Tuesday, January 18, 2011

Revised DoD Business Systems Proposal Still Falls Short

Everyone knows the first rule of business is there are risks to be taken and rewards for taking those risks. But lately, when doing business with the Defense Department and other government agencies, it’s been all risk with little reward. In the government’s appropriate zeal to protect taxpayer dollars, it has forgotten that its business relationships with contractors are two-way streets. One place this is most evident is in the Defense Department’s proposed rule governing when it’s appropriate to withhold payments from contractors because of faulty business systems.

When initially proposed in January 2010, PSC found the rule failed to fully describe the attributes of each of the six business systems that a contractor would need to comply with in order to have an “approved” system. It’s hard to follow your customer’s wishes when the customer won’t define the boundaries and standards. We also found the enforcement and penalties in that proposal were disproportionate to the deficiencies identified and the risk to the government from one or more of those deficiencies. In some cases, Defense agencies would be allowed to withhold payments in situations where government dollars were NOT at risk, and that’s a risky proposition for any business. The customers’ auditors weren’t even required to review and validate fixes and release properly earned funds in a timely manner.

While the proposal was improved significantly with the Dec. 3 revision, it still falls short in several key areas, as PSC and other industry groups spelled out in comments submitted on January 10 by the Council of Defense and Space Industry Associations.

Among the key failings of the December rule:

1. While the attributes of each of the six systems are better defined, inconsistencies remain among the procedures for dealing with a faulty system and between the proposed rule and existing parts of the Federal Acquisition Regulation.

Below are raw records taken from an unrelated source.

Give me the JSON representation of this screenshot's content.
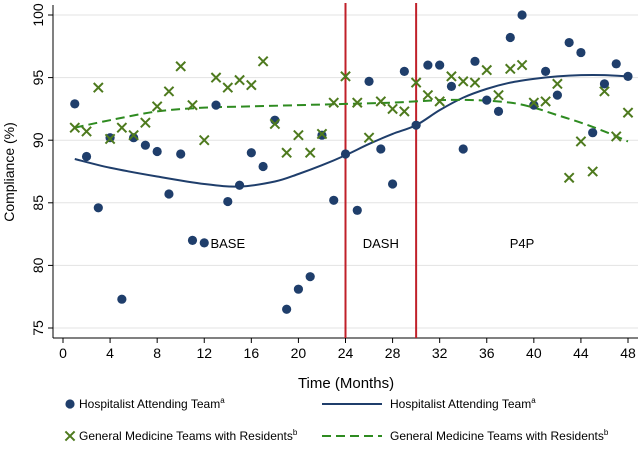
{
  "chart_data": {
    "type": "scatter",
    "xlabel": "Time (Months)",
    "ylabel": "Compliance (%)",
    "xlim": [
      0,
      48
    ],
    "ylim": [
      75,
      100
    ],
    "xticks": [
      0,
      4,
      8,
      12,
      16,
      20,
      24,
      28,
      32,
      36,
      40,
      44,
      48
    ],
    "yticks": [
      75,
      80,
      85,
      90,
      95,
      100
    ],
    "grid": "horizontal",
    "phase_lines": [
      24,
      30
    ],
    "phase_line_color": "#c0202a",
    "phase_labels": [
      {
        "text": "BASE",
        "x": 14,
        "y": 81.4
      },
      {
        "text": "DASH",
        "x": 27,
        "y": 81.4
      },
      {
        "text": "P4P",
        "x": 39,
        "y": 81.4
      }
    ],
    "series": [
      {
        "name": "Hospitalist Attending Team",
        "superscript": "a",
        "kind": "dots",
        "color": "#1f3e6b",
        "points": [
          [
            1,
            92.9
          ],
          [
            2,
            88.7
          ],
          [
            3,
            84.6
          ],
          [
            4,
            90.2
          ],
          [
            5,
            77.3
          ],
          [
            6,
            90.2
          ],
          [
            7,
            89.6
          ],
          [
            8,
            89.1
          ],
          [
            9,
            85.7
          ],
          [
            10,
            88.9
          ],
          [
            11,
            82.0
          ],
          [
            12,
            81.8
          ],
          [
            13,
            92.8
          ],
          [
            14,
            85.1
          ],
          [
            15,
            86.4
          ],
          [
            16,
            89.0
          ],
          [
            17,
            87.9
          ],
          [
            18,
            91.6
          ],
          [
            19,
            76.5
          ],
          [
            20,
            78.1
          ],
          [
            21,
            79.1
          ],
          [
            22,
            90.4
          ],
          [
            23,
            85.2
          ],
          [
            24,
            88.9
          ],
          [
            25,
            84.4
          ],
          [
            26,
            94.7
          ],
          [
            27,
            89.3
          ],
          [
            28,
            86.5
          ],
          [
            29,
            95.5
          ],
          [
            30,
            91.2
          ],
          [
            31,
            96.0
          ],
          [
            32,
            96.0
          ],
          [
            33,
            94.3
          ],
          [
            34,
            89.3
          ],
          [
            35,
            96.3
          ],
          [
            36,
            93.2
          ],
          [
            37,
            92.3
          ],
          [
            38,
            98.2
          ],
          [
            39,
            100.0
          ],
          [
            40,
            92.8
          ],
          [
            41,
            95.5
          ],
          [
            42,
            93.6
          ],
          [
            43,
            97.8
          ],
          [
            44,
            97.0
          ],
          [
            45,
            90.6
          ],
          [
            46,
            94.5
          ],
          [
            47,
            96.1
          ],
          [
            48,
            95.1
          ]
        ]
      },
      {
        "name": "Hospitalist Attending Team",
        "superscript": "a",
        "kind": "solid",
        "color": "#1f3e6b",
        "points": [
          [
            1,
            88.5
          ],
          [
            4,
            87.8
          ],
          [
            8,
            87.1
          ],
          [
            12,
            86.5
          ],
          [
            15,
            86.3
          ],
          [
            18,
            86.7
          ],
          [
            20,
            87.3
          ],
          [
            22,
            88.0
          ],
          [
            24,
            88.8
          ],
          [
            26,
            89.7
          ],
          [
            28,
            90.5
          ],
          [
            30,
            91.2
          ],
          [
            32,
            92.4
          ],
          [
            34,
            93.4
          ],
          [
            36,
            94.1
          ],
          [
            38,
            94.6
          ],
          [
            40,
            94.9
          ],
          [
            42,
            95.1
          ],
          [
            44,
            95.2
          ],
          [
            46,
            95.2
          ],
          [
            48,
            95.1
          ]
        ]
      },
      {
        "name": "General Medicine Teams with Residents",
        "superscript": "b",
        "kind": "crosses",
        "color": "#4e7a1e",
        "points": [
          [
            1,
            91.0
          ],
          [
            2,
            90.7
          ],
          [
            3,
            94.2
          ],
          [
            4,
            90.1
          ],
          [
            5,
            91.0
          ],
          [
            6,
            90.4
          ],
          [
            7,
            91.4
          ],
          [
            8,
            92.7
          ],
          [
            9,
            93.9
          ],
          [
            10,
            95.9
          ],
          [
            11,
            92.8
          ],
          [
            12,
            90.0
          ],
          [
            13,
            95.0
          ],
          [
            14,
            94.2
          ],
          [
            15,
            94.8
          ],
          [
            16,
            94.4
          ],
          [
            17,
            96.3
          ],
          [
            18,
            91.3
          ],
          [
            19,
            89.0
          ],
          [
            20,
            90.4
          ],
          [
            21,
            89.0
          ],
          [
            22,
            90.5
          ],
          [
            23,
            93.0
          ],
          [
            24,
            95.1
          ],
          [
            25,
            93.0
          ],
          [
            26,
            90.2
          ],
          [
            27,
            93.1
          ],
          [
            28,
            92.5
          ],
          [
            29,
            92.3
          ],
          [
            30,
            94.6
          ],
          [
            31,
            93.6
          ],
          [
            32,
            93.1
          ],
          [
            33,
            95.1
          ],
          [
            34,
            94.7
          ],
          [
            35,
            94.6
          ],
          [
            36,
            95.6
          ],
          [
            37,
            93.6
          ],
          [
            38,
            95.7
          ],
          [
            39,
            96.0
          ],
          [
            40,
            93.0
          ],
          [
            41,
            93.1
          ],
          [
            42,
            94.5
          ],
          [
            43,
            87.0
          ],
          [
            44,
            89.9
          ],
          [
            45,
            87.5
          ],
          [
            46,
            93.9
          ],
          [
            47,
            90.3
          ],
          [
            48,
            92.2
          ]
        ]
      },
      {
        "name": "General Medicine Teams with Residents",
        "superscript": "b",
        "kind": "dashed",
        "color": "#2e8b20",
        "points": [
          [
            1,
            91.0
          ],
          [
            4,
            91.6
          ],
          [
            8,
            92.3
          ],
          [
            12,
            92.6
          ],
          [
            16,
            92.7
          ],
          [
            20,
            92.8
          ],
          [
            24,
            92.9
          ],
          [
            28,
            93.0
          ],
          [
            32,
            93.2
          ],
          [
            35,
            93.2
          ],
          [
            38,
            93.0
          ],
          [
            40,
            92.6
          ],
          [
            42,
            92.0
          ],
          [
            44,
            91.4
          ],
          [
            46,
            90.7
          ],
          [
            48,
            89.9
          ]
        ]
      }
    ]
  }
}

2. The rule still doesn’t require Defense auditors to identify actual or potential cost impacts on the government of the system deficiencies they identify, meaning that the amount being withheld could still be disproportionate to the potential harm to the government.

3. The rule allows withholdings on fixed-price contracts, which makes no sense because, by definition, accounting systems aren’t used to determine the cost to government since that price is set prior to the start of work.

A final area of concern isn’t with the rule per se, but with an agency tasked with carrying out key portions of the rule: the Defense Contract Audit Agency (DCAA). DCAA is understaffed and its employees are not following accepted, standard auditing practices. This has several obvious implications for business, such as the possibility auditors will misdiagnose a flaw or fail to conduct the appropriate follow up exams when flaws are fixed. In either case, compliant contractors would suffer needlessly, and in the end that cost of carrying unreimbursed payments would be passed on to the taxpayer as a way of mitigating risk.

Clearly establishing the key attributes of the business systems is critical for both the Defense Department and its contractors. And both the department and contractors have an interest in identifying and minimizing risk. The December rule is an improvement over the earlier version but needs further improvement. We’re willing to help make these business systems an important component of smart contracting at DoD.